Why the UK is struggling to achieve Targets under SDG17

There are two reasons the recent record is unsatisfying, both of which could fairly easily be put right. There has been a failure by the Government to draw together different stakeholders to see how we can co-operate on the SDG agenda. Many organisations have got together through UKSSD, but discussion and collaboration led by the Government would be hugely helpful, and could readily be arranged.
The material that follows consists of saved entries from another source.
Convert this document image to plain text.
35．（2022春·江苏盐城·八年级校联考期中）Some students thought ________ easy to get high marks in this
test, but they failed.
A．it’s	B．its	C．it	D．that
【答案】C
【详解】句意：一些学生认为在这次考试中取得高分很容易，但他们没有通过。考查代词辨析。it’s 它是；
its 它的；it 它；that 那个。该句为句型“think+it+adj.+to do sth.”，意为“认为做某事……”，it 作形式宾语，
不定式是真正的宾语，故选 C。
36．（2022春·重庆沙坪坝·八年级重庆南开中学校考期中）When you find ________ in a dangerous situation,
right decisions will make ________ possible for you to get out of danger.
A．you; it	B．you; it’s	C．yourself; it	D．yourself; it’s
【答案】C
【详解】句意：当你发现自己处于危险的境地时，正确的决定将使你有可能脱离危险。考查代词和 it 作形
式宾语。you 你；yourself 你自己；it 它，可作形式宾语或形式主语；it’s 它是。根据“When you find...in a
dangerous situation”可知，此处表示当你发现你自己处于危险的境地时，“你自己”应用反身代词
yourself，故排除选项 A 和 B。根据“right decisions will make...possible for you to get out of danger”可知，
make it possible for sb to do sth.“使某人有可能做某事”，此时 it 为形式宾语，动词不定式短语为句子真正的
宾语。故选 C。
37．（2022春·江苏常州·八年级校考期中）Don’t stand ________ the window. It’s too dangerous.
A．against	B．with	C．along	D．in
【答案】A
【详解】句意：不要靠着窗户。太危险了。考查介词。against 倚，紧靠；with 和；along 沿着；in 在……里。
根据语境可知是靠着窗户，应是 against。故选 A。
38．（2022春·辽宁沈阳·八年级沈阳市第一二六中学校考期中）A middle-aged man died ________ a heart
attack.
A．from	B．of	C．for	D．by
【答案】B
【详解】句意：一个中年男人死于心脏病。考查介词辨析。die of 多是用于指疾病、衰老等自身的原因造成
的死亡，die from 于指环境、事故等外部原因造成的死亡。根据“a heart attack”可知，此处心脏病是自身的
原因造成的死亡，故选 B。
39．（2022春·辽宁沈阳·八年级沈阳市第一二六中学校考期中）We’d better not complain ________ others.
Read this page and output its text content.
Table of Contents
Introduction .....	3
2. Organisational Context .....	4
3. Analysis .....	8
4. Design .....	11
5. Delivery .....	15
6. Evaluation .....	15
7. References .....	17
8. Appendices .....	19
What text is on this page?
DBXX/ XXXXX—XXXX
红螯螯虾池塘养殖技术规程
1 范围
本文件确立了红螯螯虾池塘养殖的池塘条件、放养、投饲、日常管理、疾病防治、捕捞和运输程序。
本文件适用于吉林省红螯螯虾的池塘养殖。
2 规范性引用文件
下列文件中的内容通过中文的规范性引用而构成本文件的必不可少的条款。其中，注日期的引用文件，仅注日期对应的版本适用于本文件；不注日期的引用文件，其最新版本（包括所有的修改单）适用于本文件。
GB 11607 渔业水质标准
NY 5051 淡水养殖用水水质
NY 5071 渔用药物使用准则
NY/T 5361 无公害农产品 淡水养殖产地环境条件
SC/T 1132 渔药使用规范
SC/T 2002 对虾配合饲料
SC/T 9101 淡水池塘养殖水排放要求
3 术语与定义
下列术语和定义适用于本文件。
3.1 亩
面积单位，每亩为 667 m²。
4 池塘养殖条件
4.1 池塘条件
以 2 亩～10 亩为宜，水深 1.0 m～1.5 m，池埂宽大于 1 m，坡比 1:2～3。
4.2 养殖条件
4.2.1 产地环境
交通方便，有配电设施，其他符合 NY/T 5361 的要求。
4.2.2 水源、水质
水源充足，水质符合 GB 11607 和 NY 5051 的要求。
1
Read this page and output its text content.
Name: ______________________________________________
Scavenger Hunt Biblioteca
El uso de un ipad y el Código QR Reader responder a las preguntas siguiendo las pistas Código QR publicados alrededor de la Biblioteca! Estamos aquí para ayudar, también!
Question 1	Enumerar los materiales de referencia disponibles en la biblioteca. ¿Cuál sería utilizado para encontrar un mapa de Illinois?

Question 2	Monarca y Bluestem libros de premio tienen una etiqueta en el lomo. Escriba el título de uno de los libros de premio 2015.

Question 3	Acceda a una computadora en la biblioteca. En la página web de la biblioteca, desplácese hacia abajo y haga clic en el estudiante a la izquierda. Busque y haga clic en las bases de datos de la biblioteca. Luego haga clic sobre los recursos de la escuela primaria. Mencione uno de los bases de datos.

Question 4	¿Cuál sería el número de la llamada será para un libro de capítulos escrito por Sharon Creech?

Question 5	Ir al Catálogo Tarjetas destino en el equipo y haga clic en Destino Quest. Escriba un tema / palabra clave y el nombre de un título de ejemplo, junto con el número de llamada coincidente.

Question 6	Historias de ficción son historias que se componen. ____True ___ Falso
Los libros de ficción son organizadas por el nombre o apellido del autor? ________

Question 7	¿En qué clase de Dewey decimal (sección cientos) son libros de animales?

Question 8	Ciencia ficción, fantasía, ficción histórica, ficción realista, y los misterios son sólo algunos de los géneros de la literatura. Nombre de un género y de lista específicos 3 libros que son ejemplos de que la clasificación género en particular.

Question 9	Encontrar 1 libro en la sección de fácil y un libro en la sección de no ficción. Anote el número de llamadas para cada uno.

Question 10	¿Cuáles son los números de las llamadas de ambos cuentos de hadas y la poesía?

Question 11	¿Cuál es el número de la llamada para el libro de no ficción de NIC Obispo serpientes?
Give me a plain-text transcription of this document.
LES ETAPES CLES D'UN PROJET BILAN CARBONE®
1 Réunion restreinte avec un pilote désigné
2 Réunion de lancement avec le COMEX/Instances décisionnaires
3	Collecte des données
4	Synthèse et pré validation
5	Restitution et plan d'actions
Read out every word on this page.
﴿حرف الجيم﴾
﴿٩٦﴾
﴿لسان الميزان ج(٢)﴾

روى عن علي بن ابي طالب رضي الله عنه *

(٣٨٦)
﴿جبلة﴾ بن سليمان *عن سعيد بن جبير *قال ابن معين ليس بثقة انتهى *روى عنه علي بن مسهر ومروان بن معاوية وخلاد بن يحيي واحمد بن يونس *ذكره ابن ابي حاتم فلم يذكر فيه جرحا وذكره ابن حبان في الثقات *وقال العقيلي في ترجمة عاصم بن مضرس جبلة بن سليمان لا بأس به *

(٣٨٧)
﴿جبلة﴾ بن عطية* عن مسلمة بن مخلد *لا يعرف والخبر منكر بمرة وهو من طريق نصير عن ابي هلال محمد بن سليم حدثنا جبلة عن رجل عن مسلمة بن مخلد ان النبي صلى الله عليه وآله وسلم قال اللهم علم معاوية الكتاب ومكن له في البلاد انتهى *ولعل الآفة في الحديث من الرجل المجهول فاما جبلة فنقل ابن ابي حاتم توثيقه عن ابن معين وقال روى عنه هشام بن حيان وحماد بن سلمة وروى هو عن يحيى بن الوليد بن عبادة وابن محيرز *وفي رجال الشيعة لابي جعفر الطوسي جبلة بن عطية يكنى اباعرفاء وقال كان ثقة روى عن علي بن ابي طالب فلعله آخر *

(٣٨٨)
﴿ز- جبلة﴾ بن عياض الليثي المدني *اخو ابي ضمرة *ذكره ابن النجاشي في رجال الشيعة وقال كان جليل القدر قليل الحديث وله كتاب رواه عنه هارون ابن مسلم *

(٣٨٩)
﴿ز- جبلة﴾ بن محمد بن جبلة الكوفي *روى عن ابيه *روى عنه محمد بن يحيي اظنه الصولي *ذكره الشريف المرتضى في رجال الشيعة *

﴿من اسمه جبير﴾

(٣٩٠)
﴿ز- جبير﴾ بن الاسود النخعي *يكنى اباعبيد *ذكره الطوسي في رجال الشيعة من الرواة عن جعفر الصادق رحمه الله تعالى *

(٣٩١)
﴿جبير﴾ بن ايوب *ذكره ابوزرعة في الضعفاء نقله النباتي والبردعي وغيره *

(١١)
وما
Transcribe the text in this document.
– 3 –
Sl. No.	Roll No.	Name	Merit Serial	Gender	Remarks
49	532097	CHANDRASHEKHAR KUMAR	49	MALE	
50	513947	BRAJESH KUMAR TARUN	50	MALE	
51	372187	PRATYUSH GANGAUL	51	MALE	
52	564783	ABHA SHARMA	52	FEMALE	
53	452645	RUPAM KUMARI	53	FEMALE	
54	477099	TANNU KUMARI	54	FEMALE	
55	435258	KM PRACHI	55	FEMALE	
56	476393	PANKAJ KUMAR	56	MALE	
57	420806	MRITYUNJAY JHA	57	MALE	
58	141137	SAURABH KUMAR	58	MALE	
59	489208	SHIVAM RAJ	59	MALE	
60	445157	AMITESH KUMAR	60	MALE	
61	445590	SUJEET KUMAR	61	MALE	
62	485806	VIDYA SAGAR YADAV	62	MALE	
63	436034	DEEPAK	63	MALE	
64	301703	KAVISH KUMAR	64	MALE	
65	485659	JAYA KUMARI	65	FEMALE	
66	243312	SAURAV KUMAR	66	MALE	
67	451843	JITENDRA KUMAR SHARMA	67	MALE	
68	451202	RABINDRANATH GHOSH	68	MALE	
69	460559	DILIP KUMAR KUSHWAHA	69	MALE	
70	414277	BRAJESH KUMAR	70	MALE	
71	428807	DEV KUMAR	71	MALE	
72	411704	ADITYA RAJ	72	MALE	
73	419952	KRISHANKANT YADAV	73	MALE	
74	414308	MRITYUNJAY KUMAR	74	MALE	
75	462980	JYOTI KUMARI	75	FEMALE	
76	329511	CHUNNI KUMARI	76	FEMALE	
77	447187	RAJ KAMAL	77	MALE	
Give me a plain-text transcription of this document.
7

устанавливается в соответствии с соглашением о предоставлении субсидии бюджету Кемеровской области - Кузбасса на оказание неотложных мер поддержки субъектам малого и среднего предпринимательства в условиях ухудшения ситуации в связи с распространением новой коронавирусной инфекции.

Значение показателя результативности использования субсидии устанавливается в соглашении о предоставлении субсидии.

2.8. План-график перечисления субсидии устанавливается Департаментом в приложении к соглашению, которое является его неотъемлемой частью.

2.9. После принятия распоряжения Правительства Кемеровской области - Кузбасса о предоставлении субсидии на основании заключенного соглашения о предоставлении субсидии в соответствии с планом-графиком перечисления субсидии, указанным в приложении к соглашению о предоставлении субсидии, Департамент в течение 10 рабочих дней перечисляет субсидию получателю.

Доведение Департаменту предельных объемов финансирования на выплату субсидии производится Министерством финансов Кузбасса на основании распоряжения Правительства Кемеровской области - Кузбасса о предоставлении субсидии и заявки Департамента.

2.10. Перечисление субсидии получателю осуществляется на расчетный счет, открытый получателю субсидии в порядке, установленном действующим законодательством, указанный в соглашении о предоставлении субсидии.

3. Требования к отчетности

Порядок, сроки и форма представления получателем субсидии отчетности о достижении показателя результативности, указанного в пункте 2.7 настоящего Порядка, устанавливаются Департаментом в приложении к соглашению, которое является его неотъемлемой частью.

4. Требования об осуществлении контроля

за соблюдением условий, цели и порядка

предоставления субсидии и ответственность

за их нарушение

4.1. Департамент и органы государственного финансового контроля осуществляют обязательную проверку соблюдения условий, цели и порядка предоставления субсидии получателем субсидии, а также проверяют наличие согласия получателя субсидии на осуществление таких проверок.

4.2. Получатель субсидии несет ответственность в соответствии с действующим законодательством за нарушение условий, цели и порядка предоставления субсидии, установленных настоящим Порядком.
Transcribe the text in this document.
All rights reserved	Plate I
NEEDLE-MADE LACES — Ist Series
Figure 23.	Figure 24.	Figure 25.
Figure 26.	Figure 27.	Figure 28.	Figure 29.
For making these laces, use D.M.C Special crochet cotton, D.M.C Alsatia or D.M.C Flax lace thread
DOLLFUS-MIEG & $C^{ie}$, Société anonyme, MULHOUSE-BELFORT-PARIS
The second failing is the lack of a high-level co-ordination mechanism in central government for the sustainable development agenda. A recently published list of Cabinet committees and sub-committees showed the absence of any such body. There was a ‘greening government’ sub-committee but that was about the direct environmental impacts of government departments and their buildings and it was abolished at the end of 2014. There is nothing in the Cabinet structure which monitors and leads on sustainable development.

In fact, parts of government even seem to be opposed to the whole idea. Some of this has come into the open in discussions about the future of environmental protection following Brexit. Defra is currently (until August 2) consulting on establishing a new ‘environment watchdog’ and a successful amendment to the EU Withdrawal Bill (now Act) entails a strengthened role for such a body. However, the Commons Environment Select Committee’s recent inquiry on air quality found a lack of enthusiasm from the Treasury and Department for Transport. Well-informed press reports have also suggested extreme Treasury caution, on the grounds that Brexit will reduce the rate of GDP growth, and effective arrangements for protection of the environment risk reducing it still further. The current government proposals represent an uneasy compromise between having a watchdog which is effective and not having one at all.

The influence of Treasury on government decisions is historically strong and not to be underestimated. I see two approaches to change: either building up a rival department with the power to override the Treasury where necessary, or getting Treasury itself to lead the sustainability agenda. I favour the latter, difficult though it is to imagine.

We need a rethinking of the whole aim and purpose of economic policy. Changing the culture inside the Treasury is one of the key tasks which lie ahead if government is to fully play its part in the partnership arrangements needed for the UK to do its bit for SDG17.